Last week I blogged about my life as a preacher’s kid, and the lessons I learned about change under the guidance of a father who helped struggling churches recreate themselves. Revisiting the past has been like opening the doors of WalMart on Black Friday . . . memories have come flooding in. I thought about the time my father was at the pinnacle of his sermon when my mother, sitting behind him in the choir loft, saw a wasp crawling up his neck. You can’t imagine her fear of wasps, nor can you imagine the pain my father felt when she picked up a hymnal and from a significant distance threw it at the back of his neck. She hit her mark, and the congregation got to go to lunch a little earlier than usual. No real lesson there, unless it’s the fact that your fear can cause pain for other people.
In no particular order, following are a few more life lessons about change and influence that I learned as a P.K.:
1. Resistance is more about dishes than drama. The only fist-fight I can remember was at a business meeting that was about . . . dishes. Supper dishes. Cheap, Cornelle dishes needed for the Wednesday night dinner. Why the fight? Maybe because there had been other big changes occurring, and this was the one tangible thing people could battle over. They didn’t know how to fight the new people joining their church, or the new minister’s challenging sermons, but they did know how to fight for dishes.
Lesson: Resistance to change usually finds its foothold in the little things.
2. Change needs more alter calls and fewer prayer benches. Most Baptist services end with an alter call, where people come forward to profess their faith or make some personal prayer request. When first creating change, it’s critical that at least one person come forward each Sunday. Why? Because it shows that people are joining the movement, and it creates positive energy.
One church we went to had prayer benches at the front of the sanctuary. This created some negative association, since too often at that church the same needy people went to the prayer benches each Sunday and cried . . . loudly. In addition, they had no real sense of when they should stop praying, so we would stand in awkward silence once the hymn was completed. Not a real powerful way to end the service. (By the way, when you get up from a prayer bench be sure you have your clothes in all the right places.)
Lesson: Change needs positive energy and must create a critical number of followers.

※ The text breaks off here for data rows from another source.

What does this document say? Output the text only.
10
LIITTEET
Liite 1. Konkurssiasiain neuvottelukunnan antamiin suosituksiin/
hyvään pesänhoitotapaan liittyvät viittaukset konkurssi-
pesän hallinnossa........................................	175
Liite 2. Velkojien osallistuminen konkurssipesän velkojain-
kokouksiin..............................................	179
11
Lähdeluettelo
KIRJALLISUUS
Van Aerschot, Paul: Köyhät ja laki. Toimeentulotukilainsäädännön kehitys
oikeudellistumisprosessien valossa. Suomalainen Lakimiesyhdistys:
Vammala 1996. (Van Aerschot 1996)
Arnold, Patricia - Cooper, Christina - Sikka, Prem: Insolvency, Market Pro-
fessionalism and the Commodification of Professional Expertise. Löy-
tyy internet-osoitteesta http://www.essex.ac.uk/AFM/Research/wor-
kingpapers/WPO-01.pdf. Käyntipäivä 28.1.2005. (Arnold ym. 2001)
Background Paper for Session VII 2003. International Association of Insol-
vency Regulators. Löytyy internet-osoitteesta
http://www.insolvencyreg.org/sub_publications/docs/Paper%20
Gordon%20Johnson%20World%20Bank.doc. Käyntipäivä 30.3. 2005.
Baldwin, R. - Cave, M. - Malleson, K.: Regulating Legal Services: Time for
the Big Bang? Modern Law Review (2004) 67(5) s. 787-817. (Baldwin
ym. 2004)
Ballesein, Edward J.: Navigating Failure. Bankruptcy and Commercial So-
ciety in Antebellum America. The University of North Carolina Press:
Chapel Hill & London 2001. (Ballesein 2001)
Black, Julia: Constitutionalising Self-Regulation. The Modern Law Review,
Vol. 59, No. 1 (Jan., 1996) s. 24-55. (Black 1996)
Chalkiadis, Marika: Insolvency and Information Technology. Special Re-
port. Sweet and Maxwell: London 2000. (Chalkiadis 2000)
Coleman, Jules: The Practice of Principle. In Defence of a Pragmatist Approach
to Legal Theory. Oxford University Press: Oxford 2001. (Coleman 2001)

3. Sometimes change can make your piano player collapse. One Sunday my dad was finishing up his sermon when we heard a cacophonous slamming of piano keys. We looked up, and our pianist has slammed her hands down on the keyboard for no apparent reason. She laughed awkwardly, and dad kept going. Then we heard it again. Now she looked nervous. We knew she’d been under a lot of stress since new, more challenging music had come via our new Minister of Music. Dad continued, only to have her completely collapse on the keyboard, hitting every single key all at once. Now she was playing the piano with her face.
Her husband came up to the podium and dramatically carried her out (much like the scene in “An Officer and a Gentleman” only without the hat). A little cold water and some lessons on the new music and she was fine.
Lesson: During change keep your eye on people and make sure they don’t get overwhelmed.
There you go – three more lessons. I’ll let you know when my book is completed if anybody would like to pre-order their first copy :). Until then, remember that change requires guidance, energy, and a little help from something larger than yourself. Treat it with respect, and maybe your piano player won’t poop out!